Was it difficult to integrate into “ordinary” life in Slovakia after having been on the road for so long?
Honestly, it was really hard. Quite illogically, I tried to cram my new identity, which I found on the road, into the old one that I had here before. I didn’t realize right away that it was simply impossible to go back and things could never be the way they were before I left. I have returned to a world that has barely changed, but meanwhile I have changed too much. It was a mess. Who am I, what do I really want, and is it possible to achieve it here? … Of course, sometimes there were questions about whether the whole trip was worth me at all only to find out when I come back that I no longer fit here.
I missed here all the interesting travel souls that I was meeting on every corner on the way. I missed my “yoga circles” and all those nice and smiling people, the positive energy they spread. And also markets with fruits and vegetables, herbs, the opportunity to eat like in India.
I had a very difficult time when I started working in the pharmacy again. I was hypersensitive to bad behavior of the people here because I really got used in India to people who behave completely diferently, nicely, politely, always smiling and with respect. Despite these momentary doubts about the worth of my whole journey, because it just wasn’t easy right away after coming back, I’m absolutely convinced that it was the right step in my life, and everything will finally show the reason for which it was all necessary.
Are you planning to travel somewhere again when the situation around the COVID-19 calms down in the world?
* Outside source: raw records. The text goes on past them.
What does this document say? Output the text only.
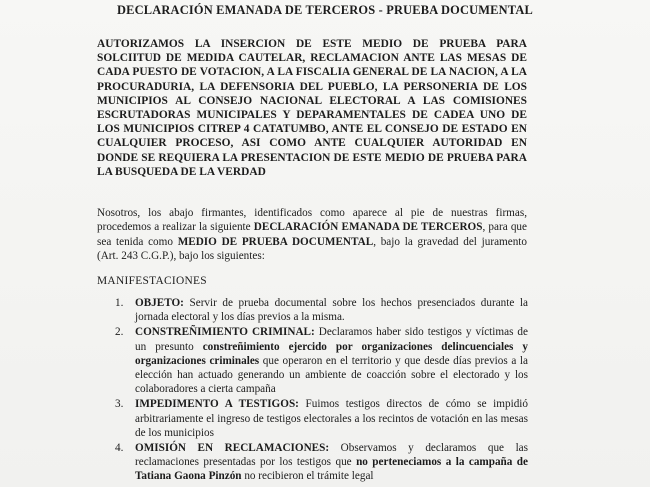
DECLARACIÓN EMANADA DE TERCEROS - PRUEBA DOCUMENTAL
AUTORIZAMOS LA INSERCION DE ESTE MEDIO DE PRUEBA PARA SOLCIITUD DE MEDIDA CAUTELAR, RECLAMACION ANTE LAS MESAS DE CADA PUESTO DE VOTACION, A LA FISCALIA GENERAL DE LA NACION, A LA PROCURADURIA, LA DEFENSORIA DEL PUEBLO, LA PERSONERIA DE LOS MUNICIPIOS AL CONSEJO NACIONAL ELECTORAL A LAS COMISIONES ESCRUTADORAS MUNICIPALES Y DEPARAMENTALES DE CADEA UNO DE LOS MUNICIPIOS CITREP 4 CATATUMBO, ANTE EL CONSEJO DE ESTADO EN CUALQUIER PROCESO, ASI COMO ANTE CUALQUIER AUTORIDAD EN DONDE SE REQUIERA LA PRESENTACION DE ESTE MEDIO DE PRUEBA PARA LA BUSQUEDA DE LA VERDAD
Nosotros, los abajo firmantes, identificados como aparece al pie de nuestras firmas, procedemos a realizar la siguiente DECLARACIÓN EMANADA DE TERCEROS, para que sea tenida como MEDIO DE PRUEBA DOCUMENTAL, bajo la gravedad del juramento (Art. 243 C.G.P.), bajo los siguientes:
MANIFESTACIONES
1. OBJETO: Servir de prueba documental sobre los hechos presenciados durante la jornada electoral y los días previos a la misma.
2. CONSTREÑIMIENTO CRIMINAL: Declaramos haber sido testigos y víctimas de un presunto constreñimiento ejercido por organizaciones delincuenciales y organizaciones criminales que operaron en el territorio y que desde días previos a la elección han actuado generando un ambiente de coacción sobre el electorado y los colaboradores a cierta campaña
3. IMPEDIMENTO A TESTIGOS: Fuimos testigos directos de cómo se impidió arbitrariamente el ingreso de testigos electorales a los recintos de votación en las mesas de los municipios
4. OMISIÓN EN RECLAMACIONES: Observamos y declaramos que las reclamaciones presentadas por los testigos que no perteneciamos a la campaña de Tatiana Gaona Pinzón no recibieron el trámite legal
Honestly, at the moment I don’t feel like taking my backpack on my back and going for such a long journey, unpacking and unpacking my whole portable “house” on my back every day. And when I imagine that I should go to sleep somewhere on the cardboard instead of the bed now, I definitely don’t want to. It is because I think it is good to step out of the comfort zone from time to time, but constantly exposing yourself to borderline situations is not suitable for anyone. It is good to have a period of determination, risky steps, growth and picking fruits of this growth afterwards. But then, naturally, there must be rest and time for self-reflection so that we can grow again in the future. I need that time for rest now. But in the future I would like to drive the whole South america in a caravan, already with a family, kids and dog on the board.